What I realized the other day is that the only way to win is to stop fighting. I kept thinking as I watched my daughter that if she would wait for the wave to bring the kelp almost all the way up and then pushed it as a mass to the farthest point of the wave, the kelp would not get pulled all the way back in as the wave receded. If she just waited patiently, the next big wave would help her push the kelp a little farther into shore. Patience and Strategy. I've realized that there are a lot of opportunities for me to exercise. There are a lot of ways that I spend time with my kids and help them (including making money to help support our family and provide experiences for them). There are a gazillion ways I will be able to help out at school this year.

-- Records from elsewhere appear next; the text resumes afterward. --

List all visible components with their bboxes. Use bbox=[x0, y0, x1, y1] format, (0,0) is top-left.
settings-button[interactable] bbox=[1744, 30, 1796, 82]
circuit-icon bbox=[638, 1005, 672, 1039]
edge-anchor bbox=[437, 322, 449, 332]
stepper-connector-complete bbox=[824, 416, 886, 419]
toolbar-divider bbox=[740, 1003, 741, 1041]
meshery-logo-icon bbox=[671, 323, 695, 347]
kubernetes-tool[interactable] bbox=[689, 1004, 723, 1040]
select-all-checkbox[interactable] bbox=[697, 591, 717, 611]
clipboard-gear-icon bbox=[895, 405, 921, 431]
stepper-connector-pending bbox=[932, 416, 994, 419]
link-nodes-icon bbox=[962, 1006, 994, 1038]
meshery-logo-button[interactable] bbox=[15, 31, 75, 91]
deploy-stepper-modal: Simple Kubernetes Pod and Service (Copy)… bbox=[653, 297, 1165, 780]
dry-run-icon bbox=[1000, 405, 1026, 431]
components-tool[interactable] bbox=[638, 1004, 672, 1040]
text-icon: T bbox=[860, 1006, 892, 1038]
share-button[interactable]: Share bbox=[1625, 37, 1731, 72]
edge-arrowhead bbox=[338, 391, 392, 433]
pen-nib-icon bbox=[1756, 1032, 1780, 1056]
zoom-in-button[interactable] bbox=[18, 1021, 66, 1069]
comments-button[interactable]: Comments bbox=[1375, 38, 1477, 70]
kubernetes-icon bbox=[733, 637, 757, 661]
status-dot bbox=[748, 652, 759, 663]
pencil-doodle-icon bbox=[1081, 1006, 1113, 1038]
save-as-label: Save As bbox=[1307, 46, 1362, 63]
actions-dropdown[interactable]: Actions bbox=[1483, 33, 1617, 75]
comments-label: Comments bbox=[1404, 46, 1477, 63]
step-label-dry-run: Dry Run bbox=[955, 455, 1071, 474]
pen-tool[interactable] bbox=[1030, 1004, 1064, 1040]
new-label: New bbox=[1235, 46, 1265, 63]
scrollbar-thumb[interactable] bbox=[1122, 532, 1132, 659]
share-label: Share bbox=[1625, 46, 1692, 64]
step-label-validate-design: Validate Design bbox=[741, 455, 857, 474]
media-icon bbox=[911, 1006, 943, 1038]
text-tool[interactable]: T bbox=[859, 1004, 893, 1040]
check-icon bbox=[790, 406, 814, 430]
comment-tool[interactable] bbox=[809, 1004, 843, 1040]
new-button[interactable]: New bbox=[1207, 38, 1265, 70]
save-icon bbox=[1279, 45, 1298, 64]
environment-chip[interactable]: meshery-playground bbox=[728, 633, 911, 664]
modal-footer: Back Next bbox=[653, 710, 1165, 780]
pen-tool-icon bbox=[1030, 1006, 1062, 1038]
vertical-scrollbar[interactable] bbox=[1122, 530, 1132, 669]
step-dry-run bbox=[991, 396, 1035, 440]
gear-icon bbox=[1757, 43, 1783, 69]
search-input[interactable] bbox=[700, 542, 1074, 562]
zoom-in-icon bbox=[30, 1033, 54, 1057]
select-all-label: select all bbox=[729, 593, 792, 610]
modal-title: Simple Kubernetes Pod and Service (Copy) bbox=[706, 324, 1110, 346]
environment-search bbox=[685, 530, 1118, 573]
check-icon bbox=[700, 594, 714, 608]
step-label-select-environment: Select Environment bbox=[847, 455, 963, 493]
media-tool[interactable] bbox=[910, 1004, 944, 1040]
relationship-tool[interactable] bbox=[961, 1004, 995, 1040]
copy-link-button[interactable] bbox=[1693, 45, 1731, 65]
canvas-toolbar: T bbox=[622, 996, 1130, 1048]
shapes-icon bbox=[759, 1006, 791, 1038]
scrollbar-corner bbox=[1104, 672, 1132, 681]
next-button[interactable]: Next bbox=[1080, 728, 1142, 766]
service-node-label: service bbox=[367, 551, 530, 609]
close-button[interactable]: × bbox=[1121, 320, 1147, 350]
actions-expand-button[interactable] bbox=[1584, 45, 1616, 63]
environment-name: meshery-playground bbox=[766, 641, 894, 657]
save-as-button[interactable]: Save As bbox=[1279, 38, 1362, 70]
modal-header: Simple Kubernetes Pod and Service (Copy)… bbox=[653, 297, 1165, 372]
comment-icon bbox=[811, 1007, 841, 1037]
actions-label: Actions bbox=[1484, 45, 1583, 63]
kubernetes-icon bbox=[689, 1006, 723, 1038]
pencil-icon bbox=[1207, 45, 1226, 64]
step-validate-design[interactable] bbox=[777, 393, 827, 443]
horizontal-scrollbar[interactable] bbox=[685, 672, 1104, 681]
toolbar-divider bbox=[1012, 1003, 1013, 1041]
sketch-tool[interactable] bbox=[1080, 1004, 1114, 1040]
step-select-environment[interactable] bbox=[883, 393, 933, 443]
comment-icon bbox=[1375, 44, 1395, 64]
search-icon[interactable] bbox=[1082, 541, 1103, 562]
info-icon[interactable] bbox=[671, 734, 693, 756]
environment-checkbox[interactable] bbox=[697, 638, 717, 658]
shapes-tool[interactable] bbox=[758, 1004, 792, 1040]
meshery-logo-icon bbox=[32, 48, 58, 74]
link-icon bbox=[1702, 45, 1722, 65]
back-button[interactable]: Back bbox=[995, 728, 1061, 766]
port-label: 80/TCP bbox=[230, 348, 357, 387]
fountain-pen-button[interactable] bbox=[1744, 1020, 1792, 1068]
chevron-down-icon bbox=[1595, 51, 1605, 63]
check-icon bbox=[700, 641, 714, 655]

I just need to be patient and work on my time-management. Patience and Strategy. And when the waves crash in, and I start to feel guilty about whichever decision I make, I need to turn that feeling around. Instead of letting my positive feelings get sucked away, I need to let the receding wave take away the guilt. We all have multiple demands on us at any given moment: jobs, romantic partners, kids, family members, friends, pets, volunteer organizations, personal endeavors and hobbies. It is impossible to say yes to everything and to make everyone happy; we all know that. But it's not enough to just learn how to say "no" ~ we have to actually accept that it's okay to say "no" and then, to let go of the guilt. We can't be everything, to everybody, all of the time. But we can be enough, for the people who really need us, when it matters. And right now, I'm going to practice floating on that knowledge and learn to enjoy the rhythm of the ocean.